# Medicioón de Corriente usando Resistencia de Shunt en la FASE



## ors (Ene 20, 2010)

Hola!
Estoy usando una Resistencia de Shunt de 0,1 [OHM] para medir la corriente alterna que consume un electrodoméstico (Licuadora, Televisor, etc.). 

Cuando pongo el sensor (HCPL 7520) en el Neutro, funciona bien y el microcontrolador pude tomar correctamente la señal proveniente de dicho sensor, pero cuando lo pongo en la FASE al sensor, éste se desintegra y se quema todo. ¿Qué debo poner entre la FASE y el sensor para que no se queme?

Adjunto un esquema del circuito.

PD: mi medidor de corriente solo funciona en tomacorrientes normalizados, cuando el tomacorriente no está normalizado se quema todo, por eso quiero saber como evitar que se queme el sensor

Gracias

Saludos


----------



## Dr. Zoidberg (Ene 20, 2010)

Pues lo debés estar polarizando/alimentando muy mal. Por que no posteas el esquema real de conexión que estás utilizando?


----------



## Beamspot (Ene 21, 2010)

Cuidado con los neutros, las masas, las tomas metálicas de los equipos, etc. Me huelo que estás haciendo circular una corriente entre la fase y la masa de tu equipo de medida. Recuerda que hay ciertas normativas que implican poner a masa todas las superfícies metálicas expuestas de los electrodoméstios y equipos electrónicos, ergo la parte externa del BNC de los osciloscopios está a mas.

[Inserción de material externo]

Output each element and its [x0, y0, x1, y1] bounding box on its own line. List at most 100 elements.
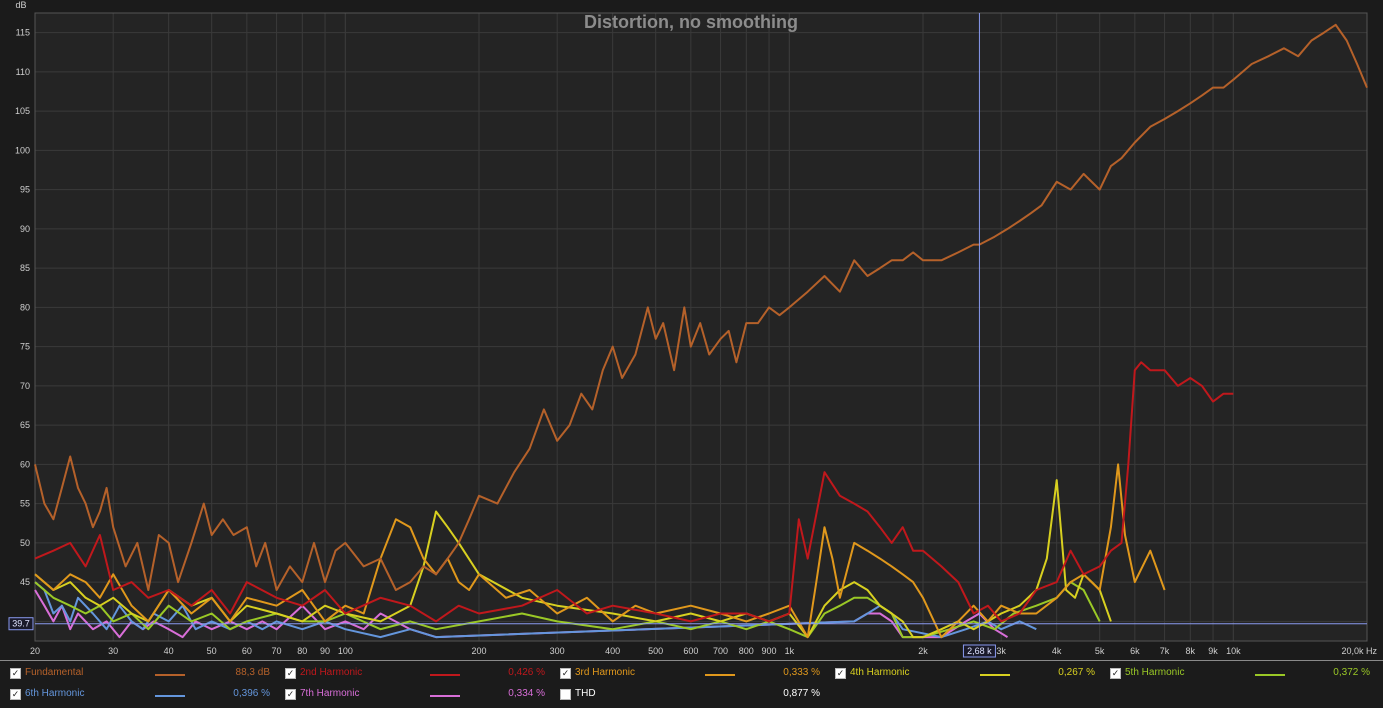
- x-tick-label: 20,0k Hz: [1341, 646, 1377, 656]
- legend-label: 6th Harmonic: [25, 688, 85, 699]
- x-tick-label: 700: [713, 646, 728, 656]
- y-tick-label: 45: [20, 577, 30, 587]
- legend-item-5th-harmonic: ✓ 5th Harmonic 0,372 %: [1110, 664, 1375, 684]
- y-tick-label: 60: [20, 459, 30, 469]
- legend-line-swatch: [705, 674, 735, 676]
- legend-checkbox[interactable]: ✓: [285, 689, 296, 700]
- series-2nd-harmonic: [34, 361, 1234, 623]
- legend-checkbox[interactable]: ✓: [10, 668, 21, 679]
- legend-value: 0,877 %: [783, 688, 820, 699]
- legend-value: 0,333 %: [783, 667, 820, 678]
- legend-label: 4th Harmonic: [850, 667, 910, 678]
- cursor-y-readout-box: [8, 617, 34, 631]
- y-tick-label: 75: [20, 342, 30, 352]
- series-5th-harmonic: [34, 581, 1101, 639]
- cursor-x-readout-box: [962, 644, 996, 658]
- legend: ✓ Fundamental 88,3 dB ✓ 2nd Harmonic 0,426 % ✓…: [0, 660, 1383, 708]
- tick-labels: 115 110 105 100 95 90 85 80 75 70 65 60 55 50 45 20 30 40…: [15, 28, 1378, 656]
- legend-value: 0,372 %: [1333, 667, 1370, 678]
- y-tick-label: 55: [20, 499, 30, 509]
- legend-item-7th-harmonic: ✓ 7th Harmonic 0,334 %: [285, 685, 550, 705]
- legend-label: 7th Harmonic: [300, 688, 360, 699]
- y-tick-label: 95: [20, 185, 30, 195]
- legend-label: Fundamental: [25, 667, 84, 678]
- distortion-chart[interactable]: 2,68 k 39.7 115 110 105 100 95 90 85 80 75 70 65 60 5…: [0, 0, 1383, 660]
- series-7th-harmonic: [34, 589, 1009, 639]
- x-tick-label: 80: [297, 646, 307, 656]
- x-tick-label: 10k: [1226, 646, 1241, 656]
- legend-label: 3rd Harmonic: [575, 667, 636, 678]
- x-tick-label: 7k: [1160, 646, 1170, 656]
- x-tick-label: 3k: [996, 646, 1006, 656]
- legend-label: 5th Harmonic: [1125, 667, 1185, 678]
- y-tick-label: 70: [20, 381, 30, 391]
- legend-value: 0,396 %: [233, 688, 270, 699]
- legend-value: 88,3 dB: [235, 667, 270, 678]
- y-axis-label: dB: [15, 0, 26, 10]
- x-tick-label: 90: [320, 646, 330, 656]
- legend-value: 0,426 %: [508, 667, 545, 678]
- x-tick-label: 9k: [1208, 646, 1218, 656]
- legend-line-swatch: [155, 695, 185, 697]
- grid-lines: [34, 12, 1368, 642]
- legend-item-thd: THD 0,877 %: [560, 685, 825, 705]
- series-layer: [34, 23, 1368, 639]
- x-tick-label: 4k: [1052, 646, 1062, 656]
- y-tick-label: 65: [20, 420, 30, 430]
- legend-line-swatch: [980, 674, 1010, 676]
- cursor-y-readout: 39.7: [12, 619, 30, 629]
- series-3rd-harmonic: [34, 463, 1166, 639]
- x-tick-label: 5k: [1095, 646, 1105, 656]
- legend-item-3rd-harmonic: ✓ 3rd Harmonic 0,333 %: [560, 664, 825, 684]
- legend-line-swatch: [430, 695, 460, 697]
- y-tick-label: 105: [15, 106, 30, 116]
- x-tick-label: 800: [739, 646, 754, 656]
- x-tick-label: 70: [272, 646, 282, 656]
- plot-border: [34, 12, 1368, 642]
- legend-item-2nd-harmonic: ✓ 2nd Harmonic 0,426 %: [285, 664, 550, 684]
- x-tick-label: 20: [30, 646, 40, 656]
- legend-checkbox[interactable]: ✓: [560, 668, 571, 679]
- legend-line-swatch: [430, 674, 460, 676]
- y-tick-label: 100: [15, 145, 30, 155]
- legend-item-4th-harmonic: ✓ 4th Harmonic 0,267 %: [835, 664, 1100, 684]
- series-fundamental: [34, 23, 1368, 591]
- y-tick-label: 80: [20, 302, 30, 312]
- y-tick-label: 85: [20, 263, 30, 273]
- legend-item-6th-harmonic: ✓ 6th Harmonic 0,396 %: [10, 685, 275, 705]
- x-tick-label: 300: [550, 646, 565, 656]
- legend-label: THD: [575, 688, 596, 699]
- legend-value: 0,334 %: [508, 688, 545, 699]
- legend-value: 0,267 %: [1058, 667, 1095, 678]
- legend-checkbox[interactable]: [560, 689, 571, 700]
- y-tick-label: 90: [20, 224, 30, 234]
- y-tick-label: 115: [16, 28, 30, 38]
- x-tick-label: 500: [648, 646, 663, 656]
- x-tick-label: 1k: [785, 646, 795, 656]
- x-tick-label: 900: [762, 646, 777, 656]
- legend-item-fundamental: ✓ Fundamental 88,3 dB: [10, 664, 275, 684]
- x-tick-label: 100: [338, 646, 353, 656]
- x-tick-label: 2k: [918, 646, 928, 656]
- y-tick-label: 50: [20, 538, 30, 548]
- legend-checkbox[interactable]: ✓: [835, 668, 846, 679]
- x-tick-label: 50: [207, 646, 217, 656]
- legend-line-swatch: [155, 674, 185, 676]
- x-tick-label: 600: [683, 646, 698, 656]
- x-tick-label: 400: [605, 646, 620, 656]
- legend-label: 2nd Harmonic: [300, 667, 363, 678]
- legend-checkbox[interactable]: ✓: [1110, 668, 1121, 679]
- legend-checkbox[interactable]: ✓: [10, 689, 21, 700]
- legend-line-swatch: [1255, 674, 1285, 676]
- legend-checkbox[interactable]: ✓: [285, 668, 296, 679]
- x-tick-label: 200: [471, 646, 486, 656]
- x-tick-label: 30: [108, 646, 118, 656]
- x-tick-label: 8k: [1186, 646, 1196, 656]
- y-tick-label: 110: [16, 67, 30, 77]
- cursor-layer: 2,68 k 39.7: [8, 13, 1367, 658]
- series-6th-harmonic: [34, 581, 1037, 639]
- cursor-x-readout: 2,68 k: [967, 646, 992, 656]
- x-tick-label: 6k: [1130, 646, 1140, 656]
- x-tick-label: 60: [242, 646, 252, 656]
- x-tick-label: 40: [164, 646, 174, 656]
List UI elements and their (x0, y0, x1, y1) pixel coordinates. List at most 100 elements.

Un transformador de aislamiento puede ayudar.


----------



## adolcor (Ene 27, 2010)

ezavalla dijo:


> Pues lo debés estar polarizando/alimentando muy mal. Por que no posteas el esquema real de conexión que estás utilizando?



El diagrama real que necesito es el que adjunto. 
Necesito medir la corriente alterna usando una recistencia de shunt en la FASE (LIVE LINE, en rojo). 
Si pongo la resistencia en la linea NEUTRA, en los bornes de la resistencia tengo una tensión pequeña (menor a 200mV) que ingresa al integrado sensor de corriente y éste mide correctamente la corriente alterna. 
Si la resistencia está en la línea VIVA, también tengo una tensión pequeña en bornes del SHUNT (menor a 200mV), pero igualmente se destruye el integrado sensor de corriente.

Graxs!


----------



## Beamspot (Ene 27, 2010)

¿Cómo alimentas el integrado? ¿Hay algo más conectado al circuito o está este bien aislado de todo?¿Por casualidad no usarás una fuente de alimentación externa de las que ponen el negativo a masa (chasis)?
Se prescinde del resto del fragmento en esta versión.